Des entreprises américaines commercialisent depuis quelques années des «emballages intelligents» qui pourraient contribuer, font-elles valoir, à la détection de nombreuses bactéries, prévenant ainsi des intoxications alimentaires comme l'éclosion canadienne de listériose. Est-ce vrai? Pas si sûr.
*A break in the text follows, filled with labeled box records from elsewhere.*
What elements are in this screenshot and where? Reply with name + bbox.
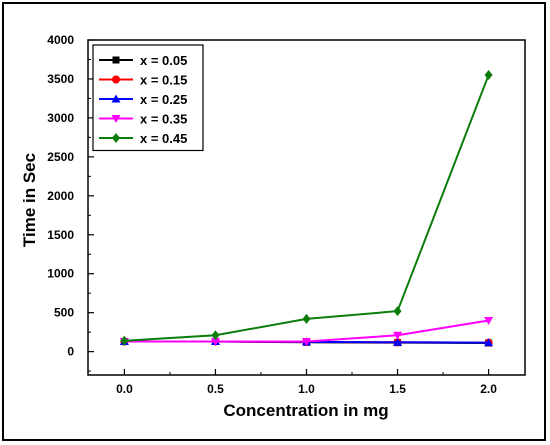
y-tick-label: 2500 <box>47 150 74 164</box>
data-point <box>393 337 403 346</box>
axes: 0 500 1000 1500 2000 2500 3000 3500 4000 0.0 0.5 1.… <box>47 33 526 396</box>
x-tick-label: 1.5 <box>389 382 406 396</box>
legend-item: x = 0.25 <box>99 92 187 107</box>
y-tick-label: 3000 <box>47 111 74 125</box>
legend-marker <box>112 75 120 84</box>
legend-label: x = 0.15 <box>140 73 187 88</box>
data-point <box>484 70 493 81</box>
y-tick-label: 0 <box>67 345 74 359</box>
data-point <box>120 335 129 346</box>
data-point <box>393 306 402 317</box>
legend-label: x = 0.05 <box>140 53 187 68</box>
series-layer <box>119 70 494 347</box>
legend-box <box>92 44 204 152</box>
data-point <box>302 313 311 324</box>
legend-label: x = 0.45 <box>140 131 187 146</box>
data-point <box>302 338 311 346</box>
x-tick-label: 0.0 <box>116 382 133 396</box>
legend: x = 0.05 x = 0.15 x = 0.25 x = 0.35 x = 0.45 <box>92 44 204 152</box>
legend-marker <box>111 115 121 123</box>
legend-label: x = 0.25 <box>140 92 187 107</box>
x-tick-label: 2.0 <box>480 382 497 396</box>
legend-label: x = 0.35 <box>140 112 187 127</box>
y-tick-label: 1500 <box>47 228 74 242</box>
legend-marker <box>112 56 120 64</box>
data-point <box>210 338 220 346</box>
y-tick-label: 4000 <box>47 33 74 47</box>
y-tick-label: 3500 <box>47 72 74 86</box>
legend-marker <box>111 94 121 103</box>
x-axis-label: Concentration in mg <box>223 401 388 420</box>
legend-marker <box>112 133 120 143</box>
x-tick-label: 1.0 <box>298 382 315 396</box>
data-point <box>211 330 220 341</box>
data-point <box>484 338 494 347</box>
legend-item: x = 0.05 <box>99 53 187 68</box>
y-tick-label: 500 <box>54 306 74 320</box>
data-point <box>484 316 494 325</box>
y-tick-label: 1000 <box>47 267 74 281</box>
x-tick-label: 0.5 <box>207 382 224 396</box>
legend-item: x = 0.45 <box>99 131 187 146</box>
series-5 <box>120 70 493 346</box>
y-axis-label: Time in Sec <box>20 153 39 247</box>
y-tick-label: 2000 <box>47 189 74 203</box>
data-point <box>393 331 403 340</box>
legend-item: x = 0.15 <box>99 73 187 88</box>
legend-item: x = 0.35 <box>99 112 187 127</box>
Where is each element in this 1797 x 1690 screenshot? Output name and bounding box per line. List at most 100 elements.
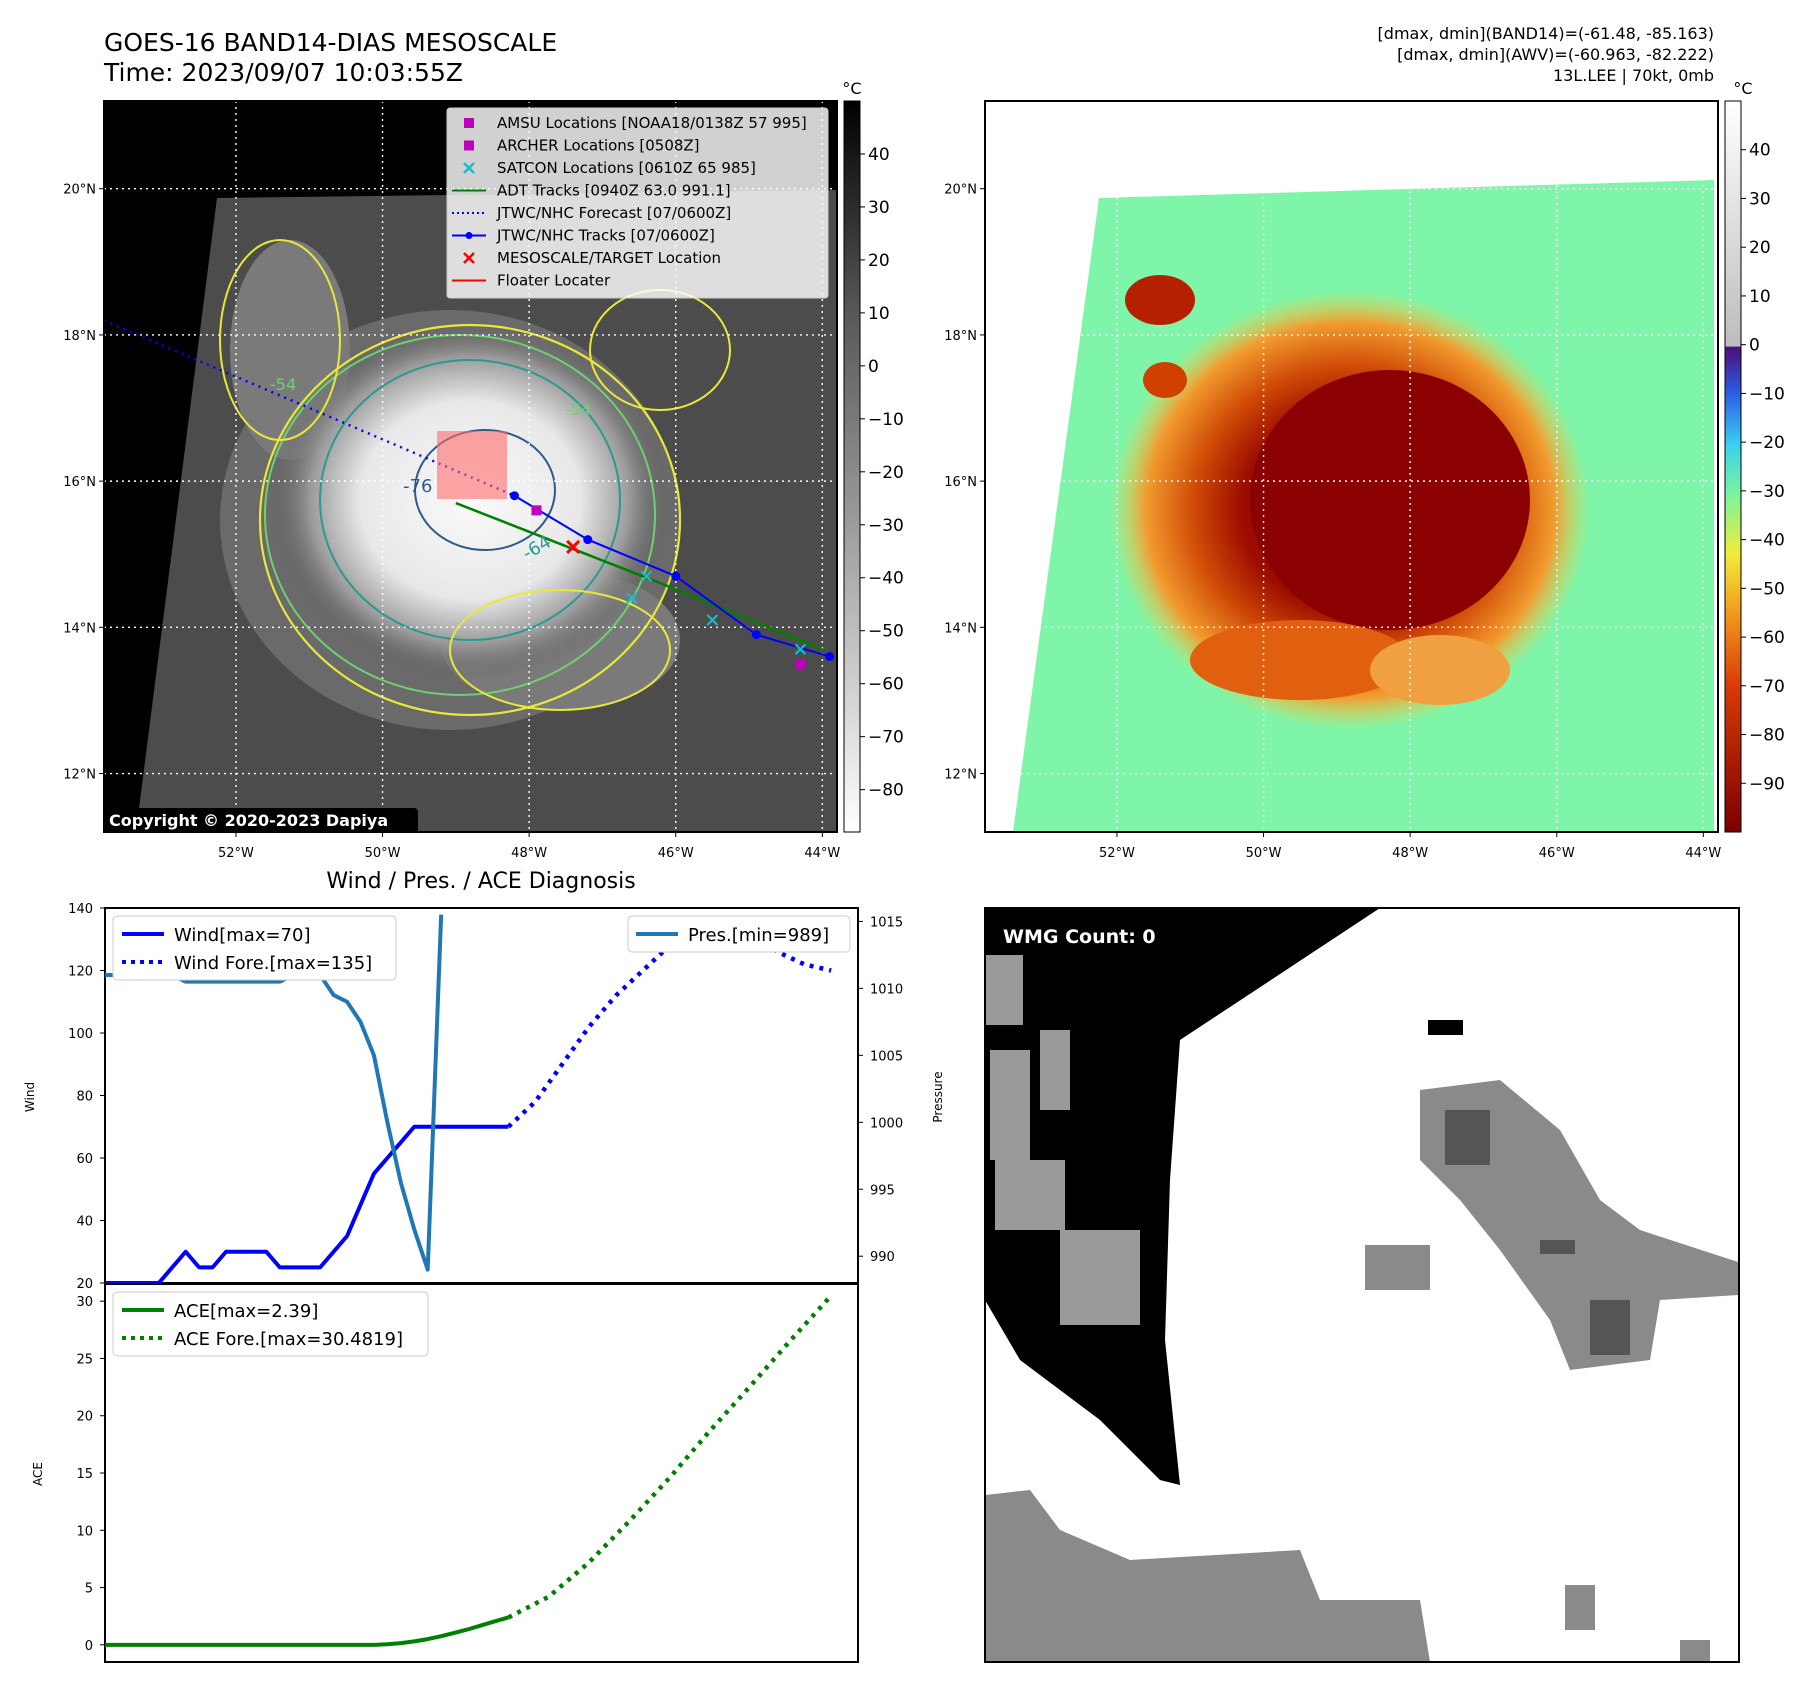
figure-time: Time: 2023/09/07 10:03:55Z [103, 58, 463, 87]
stats-band14: [dmax, dmin](BAND14)=(-61.48, -85.163) [1378, 24, 1714, 43]
ir-map-panel: -76 -64 -54 -54 AMSU Locations [NOAA18/0… [103, 100, 838, 833]
wmg-frame [984, 907, 1740, 1663]
wmg-black-region [985, 908, 1380, 1485]
legend-ace-text: ACE[max=2.39] [174, 1301, 318, 1322]
legend-marker-square [464, 140, 474, 151]
contour-76 [414, 429, 556, 551]
ace-chart-ytick-label: 0 [85, 1639, 93, 1654]
awv-colorbar-tick-label: 40 [1749, 141, 1771, 161]
wind-chart-ytick-label: 40 [76, 1215, 93, 1230]
awv-colorbar-tick-label: −50 [1749, 579, 1785, 599]
wind-chart-ytick-right-label: 995 [870, 1183, 895, 1198]
contour-label-54-b: -54 [270, 375, 296, 394]
contour-54-outer [258, 323, 682, 717]
legend-label: ADT Tracks [0940Z 63.0 991.1] [497, 182, 731, 200]
ir-colorbar: °C 40 30 20 10 0 −10 −20 −30 −40 −50 −60 −70 −80 [842, 79, 904, 833]
ace-chart-ytick-label: 30 [76, 1295, 93, 1310]
wmg-dark-2 [1590, 1300, 1630, 1355]
awv-colorbar-tick-label: −60 [1749, 628, 1785, 648]
wmg-dark-3 [1540, 1240, 1575, 1254]
wmg-dark-1 [1445, 1110, 1490, 1165]
ir-colorbar-tick-label: 0 [868, 357, 879, 377]
awv-map-axis-ticks: 52°W 50°W 48°W 46°W 44°W 20°N 18°N 16°N 14°N 12°N [944, 183, 1721, 861]
ir-colorbar-tick-label: 30 [868, 198, 890, 218]
satcon-marker [640, 570, 653, 582]
awv-colorbar-tick-label: −90 [1749, 774, 1785, 794]
wind-chart-ytick-right-label: 1010 [870, 982, 903, 997]
awv-map-lon-label: 52°W [1099, 846, 1135, 861]
ir-colorbar-tick-label: −80 [868, 781, 904, 801]
wind-chart-ytick-label: 60 [76, 1152, 93, 1167]
ace-legend-box [112, 1291, 429, 1357]
wind-pres-chart: 140120100806040201015101010051000995990 … [23, 902, 945, 1292]
ir-map-lon-label: 52°W [218, 846, 254, 861]
jtwc-track-point [751, 630, 761, 640]
awv-band-south [1190, 620, 1410, 700]
legend-marker-x [463, 162, 475, 174]
awv-colorbar-unit: °C [1733, 79, 1752, 98]
legend-label: AMSU Locations [NOAA18/0138Z 57 995] [497, 114, 807, 132]
awv-colorbar-tick-label: −70 [1749, 677, 1785, 697]
ir-colorbar-bar [843, 100, 861, 833]
awv-colorbar-tick-label: 10 [1749, 287, 1771, 307]
contour-label-54-a: -54 [565, 400, 591, 419]
wmg-gray-west [1365, 1245, 1430, 1290]
satcon-marker [706, 614, 719, 626]
wind-legend-box [112, 915, 397, 981]
ir-map-lat-label: 18°N [63, 329, 96, 344]
ir-colorbar-tick-label: 40 [868, 145, 890, 165]
legend-marker-x [463, 252, 475, 264]
legend-marker-square [464, 118, 474, 128]
copyright-text: Copyright © 2020-2023 Dapiya [109, 811, 388, 830]
ace-chart: 30 25 20 15 10 5 0 ACE ACE[max=2.39] ACE Fore.… [31, 1283, 859, 1663]
wmg-black-blob [1428, 1020, 1463, 1035]
ir-colorbar-unit: °C [842, 79, 861, 98]
satcon-marker [626, 592, 638, 604]
legend-marker-dot [465, 232, 473, 239]
wmg-gray-4 [995, 1160, 1065, 1230]
amsu-marker [531, 505, 542, 516]
wmg-gray-2 [990, 1050, 1030, 1160]
wind-chart-ytick-label: 120 [68, 965, 93, 980]
awv-map-lon-label: 48°W [1392, 846, 1428, 861]
awv-colorbar-tick-label: −40 [1749, 531, 1785, 551]
contour-54-band [449, 589, 671, 711]
legend-label: MESOSCALE/TARGET Location [497, 249, 721, 267]
adt-track [455, 501, 823, 651]
awv-band-west-2 [1143, 362, 1187, 398]
awv-map-lat-label: 12°N [944, 768, 977, 783]
pres-legend-box [627, 915, 851, 953]
figure-title: GOES-16 BAND14-DIAS MESOSCALE [104, 28, 557, 57]
archer-marker [795, 658, 806, 669]
ace-chart-ytick-label: 10 [76, 1524, 93, 1539]
wind-chart-ytick-label: 80 [76, 1090, 93, 1105]
awv-colorbar: °C 40 30 20 10 0 −10 −20 −30 −40 −50 −60 −70 −80 −90 [1724, 79, 1785, 833]
wmg-label: WMG Count: 0 [1003, 926, 1156, 948]
awv-storm-core [1250, 370, 1530, 630]
awv-band-east [1370, 635, 1510, 705]
wind-chart-ytick-label: 140 [68, 902, 93, 917]
ace-chart-ytick-label: 5 [85, 1582, 93, 1597]
contour-64 [319, 359, 621, 641]
awv-colorbar-tick-label: 0 [1749, 336, 1760, 356]
pressure-y-label: Pressure [931, 1071, 945, 1122]
ir-colorbar-tick-label: −60 [868, 675, 904, 695]
awv-colorbar-tick-label: −20 [1749, 433, 1785, 453]
ir-map-lat-label: 20°N [63, 183, 96, 198]
awv-map-lat-label: 16°N [944, 475, 977, 490]
legend-box [446, 107, 829, 299]
ace-chart-series-line [105, 1615, 509, 1647]
ace-chart-ytick-label: 20 [76, 1410, 93, 1425]
awv-colorbar-tick-label: 30 [1749, 189, 1771, 209]
ir-map-lon-label: 50°W [365, 846, 401, 861]
wmg-label-box [993, 920, 1178, 954]
awv-band-west-1 [1125, 275, 1195, 325]
legend-wind-fore-text: Wind Fore.[max=135] [174, 953, 372, 974]
diagnosis-title: Wind / Pres. / ACE Diagnosis [326, 869, 635, 894]
wmg-gray-se-1 [1565, 1585, 1595, 1630]
ir-map-frame [103, 100, 838, 833]
awv-map-lon-label: 44°W [1685, 846, 1721, 861]
wind-chart-ytick-right-label: 990 [870, 1250, 895, 1265]
awv-colorbar-bar [1724, 100, 1742, 833]
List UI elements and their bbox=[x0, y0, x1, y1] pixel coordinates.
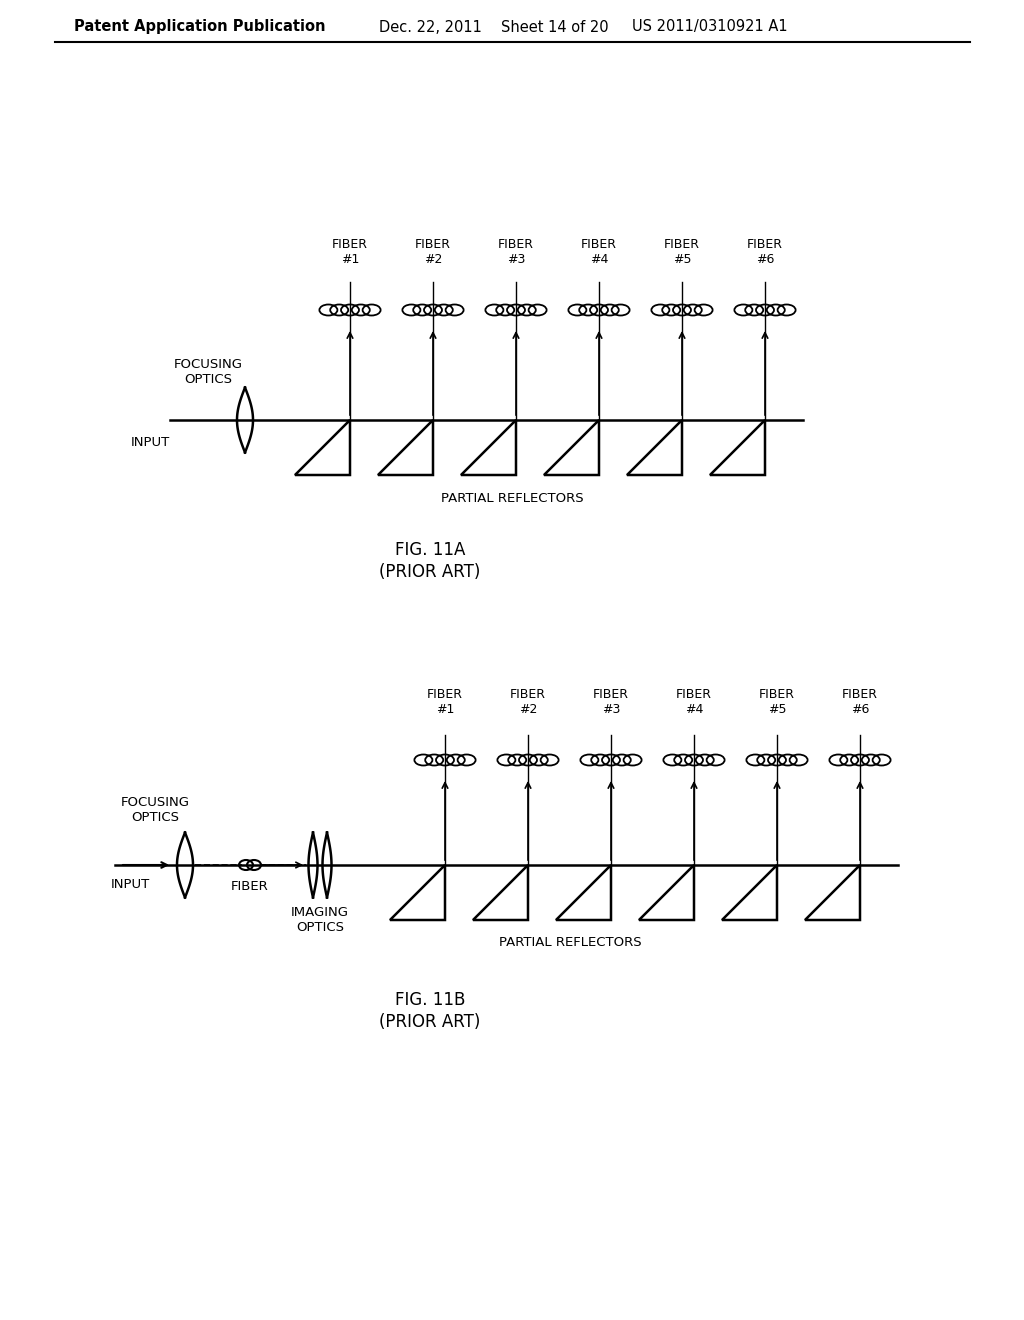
Text: (PRIOR ART): (PRIOR ART) bbox=[379, 564, 480, 581]
Text: FIG. 11A: FIG. 11A bbox=[395, 541, 465, 558]
Text: FIBER: FIBER bbox=[231, 880, 269, 894]
Text: FIBER
#3: FIBER #3 bbox=[498, 238, 534, 267]
Text: FIBER
#2: FIBER #2 bbox=[510, 688, 546, 715]
Text: PARTIAL REFLECTORS: PARTIAL REFLECTORS bbox=[440, 491, 584, 504]
Text: FIBER
#4: FIBER #4 bbox=[676, 688, 712, 715]
Text: FIBER
#3: FIBER #3 bbox=[593, 688, 629, 715]
Text: Sheet 14 of 20: Sheet 14 of 20 bbox=[501, 20, 609, 34]
Text: FIBER
#6: FIBER #6 bbox=[746, 238, 783, 267]
Text: IMAGING
OPTICS: IMAGING OPTICS bbox=[291, 906, 349, 935]
Text: FIBER
#1: FIBER #1 bbox=[332, 238, 368, 267]
Text: Patent Application Publication: Patent Application Publication bbox=[75, 20, 326, 34]
Text: FOCUSING
OPTICS: FOCUSING OPTICS bbox=[173, 358, 243, 385]
Text: FIBER
#1: FIBER #1 bbox=[427, 688, 463, 715]
Text: FIBER
#2: FIBER #2 bbox=[415, 238, 451, 267]
Text: Dec. 22, 2011: Dec. 22, 2011 bbox=[379, 20, 481, 34]
Text: FOCUSING
OPTICS: FOCUSING OPTICS bbox=[121, 796, 189, 824]
Text: FIBER
#6: FIBER #6 bbox=[842, 688, 878, 715]
Text: FIG. 11B: FIG. 11B bbox=[395, 991, 465, 1008]
Text: FIBER
#5: FIBER #5 bbox=[759, 688, 795, 715]
Text: FIBER
#5: FIBER #5 bbox=[664, 238, 700, 267]
Text: US 2011/0310921 A1: US 2011/0310921 A1 bbox=[632, 20, 787, 34]
Text: PARTIAL REFLECTORS: PARTIAL REFLECTORS bbox=[499, 936, 641, 949]
Text: (PRIOR ART): (PRIOR ART) bbox=[379, 1012, 480, 1031]
Text: INPUT: INPUT bbox=[111, 879, 150, 891]
Text: FIBER
#4: FIBER #4 bbox=[581, 238, 617, 267]
Text: INPUT: INPUT bbox=[130, 436, 170, 449]
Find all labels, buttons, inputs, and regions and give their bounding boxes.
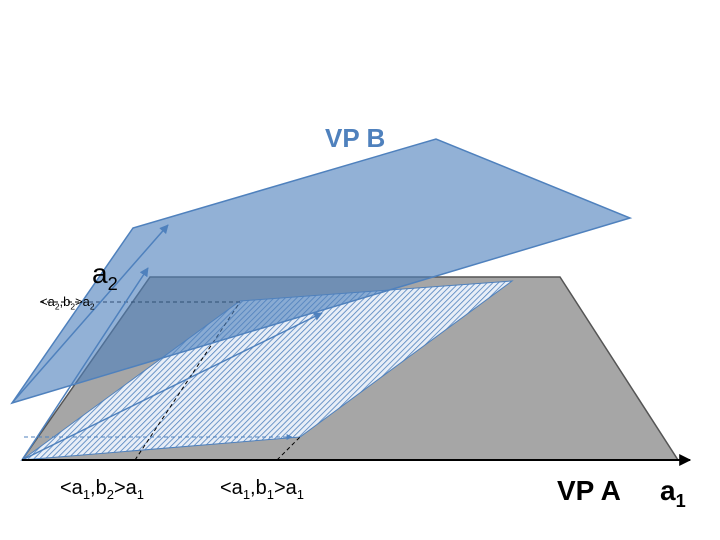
- subscript: 2: [107, 487, 114, 502]
- subscript: 1: [243, 487, 250, 502]
- text-part: ,b: [90, 477, 107, 499]
- label-vp-b: VP B: [325, 123, 385, 153]
- subscript: 2: [55, 301, 60, 311]
- label-projection: <a2,b2>a2: [40, 294, 95, 311]
- dashed-line: [276, 436, 301, 461]
- label-axis-a1: a1: [660, 475, 686, 511]
- text-part: ,b: [60, 294, 71, 309]
- text-part: >a: [75, 294, 91, 309]
- text-part: a: [92, 258, 108, 289]
- subscript: 1: [676, 491, 686, 511]
- label-axis-a2: a2: [92, 258, 118, 294]
- text-part: >a: [114, 477, 138, 499]
- subscript: 1: [267, 487, 274, 502]
- label-projection: <a1,b1>a1: [220, 477, 304, 502]
- subscript: 2: [108, 274, 118, 294]
- text-part: <a: [40, 294, 56, 309]
- text-part: >a: [274, 477, 298, 499]
- label-vp-a: VP A: [557, 475, 621, 506]
- label-projection: <a1,b2>a1: [60, 477, 144, 502]
- vector-arrow: [11, 224, 169, 404]
- text-part: a: [660, 475, 676, 506]
- text-part: <a: [220, 477, 244, 499]
- plane-vp-b: [10, 138, 633, 405]
- text-part: <a: [60, 477, 84, 499]
- subscript: 1: [83, 487, 90, 502]
- subscript: 2: [90, 301, 95, 311]
- vector-arrow: [21, 312, 323, 461]
- subscript: 1: [297, 487, 304, 502]
- dashed-line: [134, 301, 241, 461]
- subscript: 2: [70, 301, 75, 311]
- text-part: ,b: [250, 477, 267, 499]
- subscript: 1: [137, 487, 144, 502]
La compagnie OnVu, par exemple, a conçu une étiquette qui indique l'historique de la température à laquelle a été conservée un produit. L'étiquette change de couleur s'il y a eu des changements de température qui ont pu en altérer la qualité. Une autre entreprise américaine, Food Quality Sensor International, fait même valoir qu'elle a conçu deux produits qui peuvent indiquer au consommateur que la quantité de bactéries dans la viande ou la volaille qu'il vient d'acheter est trop élevée. La compagnie produit une étiquette dont la couleur change lorsque le nombre de bactéries atteint 10 millions par gramme.

La même entreprise commercialise au coût de 89$ un petit gadget, de la taille d'un thermomètre électronique, qui indique en huit secondes si ce seuil fatidique de bactéries a été atteint dans une pièce de viande. Ce capteur de bactérie n'est pour l'instant en vente qu'aux États-Unis.

Question: est-ce que ça marche? «Je ne connais pas ce produit en particulier. Mais disons que je suis sceptique. Je trouve que le temps de réponse est assez bref. C'est un peu trop beau pour être vrai», estime le microbiologiste Michel Laverdière, de l'hôpital Maisonneuve-Rosemont. Quant aux étiquettes qui indiquent un bris dans la «chaîne du froid», elles ne seraient pas très utiles pour prévenir la bactérie Listeria, à l'origine de la listériose, puisque cette dernière se multiplie dans le froid, souligne-t-il.

De telles étiquettes pourraient cependant prévenir des infections à la bactérie E.Coli ou à la salmonelle, deux bactéries qui prolifèrent à la chaleur. «Mais s'il y a eu fluctuation dans la température de conservation de l'aliment, ça ne veut pas dire automatiquement qu'il n'est pas bon», souligne M. Laverdière. Le microbiologiste trouve cependant que d'un point de vue de consommateur, ces indicateurs pourraient être utiles. «Ça n'est pas fiable à 100%. Mais ça donne une idée au consommateur: il y a un doute sur ce produit», souligne Islem Yezza, de l'Institut technologique de l'emballage et du génie alimentaire.

De nombreux pays ont adopté les étiquettes qui indiquent que l'aliment a pu être exposé à des températures trop élevées. La chaîne Monoprix, en France, utilise désormais ce type d'étiquetage sur 400 produits. Les consommateurs apprécient manifestement l'initiative: en Angleterre, une autre chaîne de supermarchés a fait grimper de 30% les ventes des produits de sa marque maison en y apposant de telles étiquettes.

«Évidemment, tout emballage représente un coût supplémentaire pour le fabricant et le consommateur. Mais peut-être que les consommateurs vont commencer à valoriser la sécurité alimentaire et vont être prêts à payer pour cela», observe Sylvain Charlebois, spécialiste en sécurité alimentaire à l'Université de Regina.